Zur gleichen Zeit versammelte der Präsident im Palast La Moneda einige Mitglieder der Regierungskoalition, um gemeinsam einen Ausweg aus der Krise zu finden – der schlimmsten seit Chiles Rückkehr zur Demokratie  im Jahr 1990. An dem Treffen von  Mitgliedern des rechten Bündnis Chile Vamos, Vertreter*innen der Mitte-Links-Vereinigung Nueva Mayoría, der Christdemokraten und des Partido por la Democracia nahmen jedoch keine Mitglieder des linken Bündnisses Frente Amplio teil. Da auch keine weiteren Organisationen oder zivilgesellschaftliche Akteure mit einbezogen wurden, blieb die von Piñera initiierte exklusive Debatte der Parteispitzen wenig zielführend. Der Präsident der Sozialistischen Partei (Partido Socialista), Álvaro Elizalde, erklärte, oberste Bedingung eines Dialogs sei „die Beteiligung aller politischen Akteure, ohne jemanden auszuschließen; bedauerlicherweise handelt es sich aber um eine sehr exklusive Einladung der Regierung.“ Laut einer Meldung des Radiosenders Cooperativa sprach sich der Vorsitzende der Sozialisten außerdem dafür aus, „auch soziale Akteure zu Wort kommen zu lassen. Man muss der Zivilgesellschaft zuhören, denn nur so kann ein Dialog entstehen, der dazu beträgt, Lösungen für die gesellschaftlichen Probleme zu finden, denn das eine der derzeitigen Hauptforderungen der chilenischen Bevölkerung. Hier geht es nicht darum, dass am Ende die gleichen Personen wie immer am Verhandlungstisch sitzen und sich hinter verschlossenen Türen Lösungen ausdenken“, kritisierte Elizalde.

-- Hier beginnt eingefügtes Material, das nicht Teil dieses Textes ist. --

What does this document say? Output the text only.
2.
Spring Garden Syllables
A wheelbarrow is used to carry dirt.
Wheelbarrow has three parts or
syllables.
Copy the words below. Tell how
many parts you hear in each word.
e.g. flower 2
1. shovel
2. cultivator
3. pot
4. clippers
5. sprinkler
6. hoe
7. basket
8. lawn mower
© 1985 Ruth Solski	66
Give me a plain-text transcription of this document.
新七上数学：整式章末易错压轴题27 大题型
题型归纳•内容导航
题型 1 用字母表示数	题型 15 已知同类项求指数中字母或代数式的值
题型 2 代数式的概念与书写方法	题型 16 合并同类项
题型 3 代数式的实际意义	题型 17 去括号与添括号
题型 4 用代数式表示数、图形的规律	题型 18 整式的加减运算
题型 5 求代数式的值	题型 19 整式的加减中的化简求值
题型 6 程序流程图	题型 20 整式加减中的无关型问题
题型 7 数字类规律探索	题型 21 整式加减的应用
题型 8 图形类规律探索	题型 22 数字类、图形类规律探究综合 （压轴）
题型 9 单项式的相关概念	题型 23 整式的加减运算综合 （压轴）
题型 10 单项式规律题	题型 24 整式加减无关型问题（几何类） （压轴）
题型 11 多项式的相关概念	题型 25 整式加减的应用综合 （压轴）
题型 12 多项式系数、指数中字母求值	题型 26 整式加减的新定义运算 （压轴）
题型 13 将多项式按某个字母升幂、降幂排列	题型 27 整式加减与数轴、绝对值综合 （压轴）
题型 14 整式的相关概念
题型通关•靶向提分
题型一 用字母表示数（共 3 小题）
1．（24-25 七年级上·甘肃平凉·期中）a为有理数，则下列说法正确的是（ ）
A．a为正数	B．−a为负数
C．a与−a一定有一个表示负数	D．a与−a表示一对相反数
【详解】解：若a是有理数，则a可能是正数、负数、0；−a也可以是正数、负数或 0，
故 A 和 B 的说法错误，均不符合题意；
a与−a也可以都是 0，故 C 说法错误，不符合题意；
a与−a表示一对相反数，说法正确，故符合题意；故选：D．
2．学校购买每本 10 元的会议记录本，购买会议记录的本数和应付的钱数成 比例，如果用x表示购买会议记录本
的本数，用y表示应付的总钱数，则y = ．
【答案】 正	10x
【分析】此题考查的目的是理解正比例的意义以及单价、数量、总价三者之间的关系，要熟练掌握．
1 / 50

Der Abgeordnete Gabriel Boric der Partei Frente Amplio äußerte seinerseits: „Zu denken, dass sich diese Situation auf die gleiche Art und Weise lösen wird, wie sich die Dinge in Chile während der letzten 30 Jahre geregelt haben, ist naiv. Eine exklusive Versammlung der Parteivorsitzenden wird keinen Ausweg bringen. Vielmehr werden die Politiker das tun, was sie bisher getan haben, nämlich die Krise noch verschlimmern.“

Bergbaugewerkschaft unterstützt Generalstreik

Während der Kongress über neue Gesetze zur Kürzung der Abgeordnetendiäten und zur Begrenzung der Arbeitswoche auf 40 Stunden –(momentan beträgt die tägliche Arbeitszeit in Chile neun Stunden) zu verhandeln begann, rief der einflussreiche Dachverband der chilenischen Bergbaugewerkschaften dazu auf, sich dem Generalstreik anzuschließen. „Wir Bergbaubeschäftigten haben eine soziale Verantwortung in dieser tiefgreifenden Krise, die unsere Gesellschaft durchlebt“, heißt es in einer Mitteilung des Industriesektors, der in der chilenischen Wirtschaft eine zentrale Rolle spielt.